И Матарс направился в греческую церковь заказать молебен.

В мозаичном дворце засуетились, надевали одежду попроще, чтобы умилостивить святую деву смирением. Женщины, накинув покрывала, шли пешком. Неподалеку, на скромно оседланных конях, ехали мужчины.

Вот и Фанар, скоро церковь.

Навстречу плыл колокольный звон…

Меркушка насторожился: уж не в эту ли церковь направил его священник? Да тут и впрямь медь на четыре голоса! И пятидесятник, приняв вид паломника, зашагал в ту сторону, откуда доносился звон колоколов.

А раньше того было так.

Во двор валашского господаря, куда на постой ввели посольство, явился пристав — эфенди, черный, как остывший уголь, и подвижной, как огонь.

Надобен он посольскому делу, потому и поспешил Семен Яковлев помочь эфенди развязать язык: преподнес ему богатый подарок — соболий мех.
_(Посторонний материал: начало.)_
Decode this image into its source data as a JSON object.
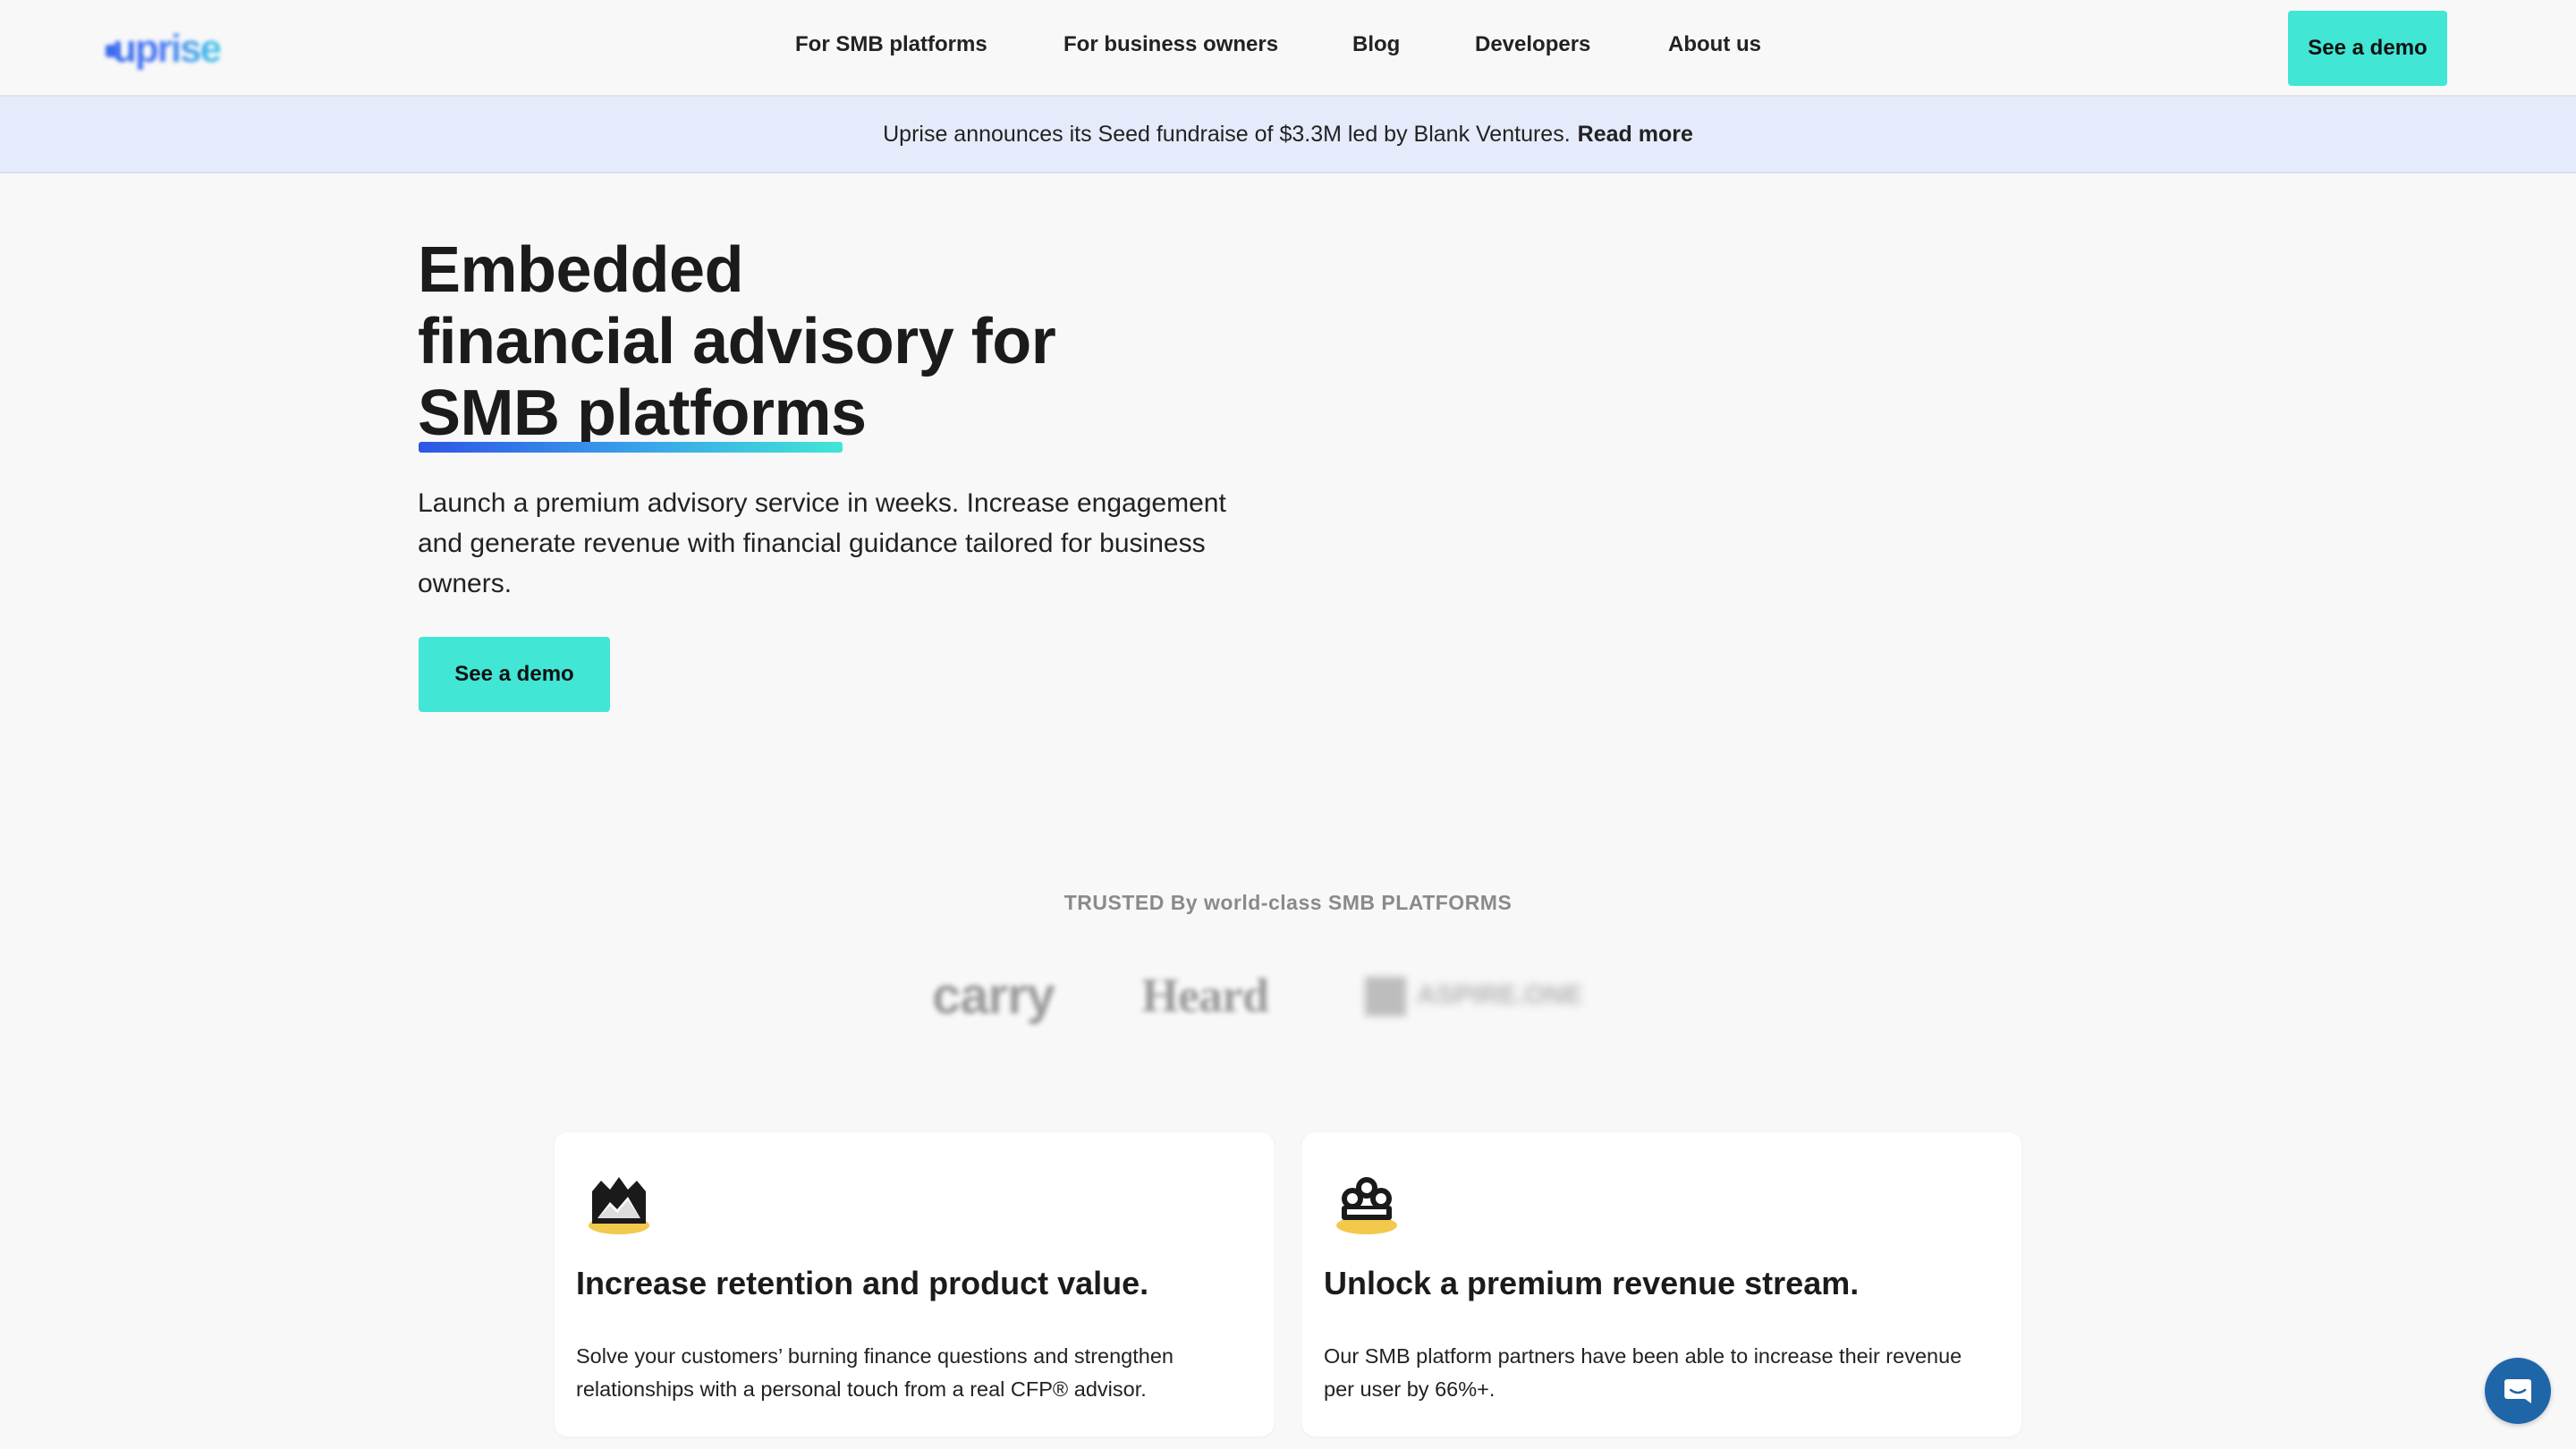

Эфенди язык развязал, охотно поведал: каков верховный везир, как влияет он на султана, кто его друзья и самые близкие люди; каковы другие паши и диванбеки, угождающие султану, от кого будет зависеть, чтобы Мурад поскорее закрепил военный союз Турецкой империи с Московским царством, с кем для того полезнее держать особенную дружбу и с кем быть в ссылке.

Одной рукой касаясь лба и сердца в знак благодарности, а другой прижимая соболий мех к груди, эфенди вышел.

Тут же вошел Петр Евдокимов; морщась, держась за бок, кинул злой взор на померанцы и смокву, внесенные слугами эфенди, на двенадцать кубков стеклянных, на изюм и сахар, на все, чем ублажал их, послов, на первых порах верховный, везир. Взялся было за лапу барана, а есть не стал: не до яств — грыжа самого заела.

— А пошто не лежишь, живот мучишь?

— Нечистый дух глумится — кажется въявь в пустой горнице.

— Труда нет, сторона басурманская.

— Мутит! Испить бы толченой крапивы в молоке.

— Прочнее траву пить в вине… в конюшне.

— Пил. Опосля как в конюшню вшел — ажно-де на лошади сидит нечистый дух чернецом и тую лошадь разломил.

— Оторопел?

— Махнул обратью и сотворил молитву.

— А дух-то нечистый?

— Из конюшни побежал на передний двор к сеням, а в которую хоромину вошел, того не видел.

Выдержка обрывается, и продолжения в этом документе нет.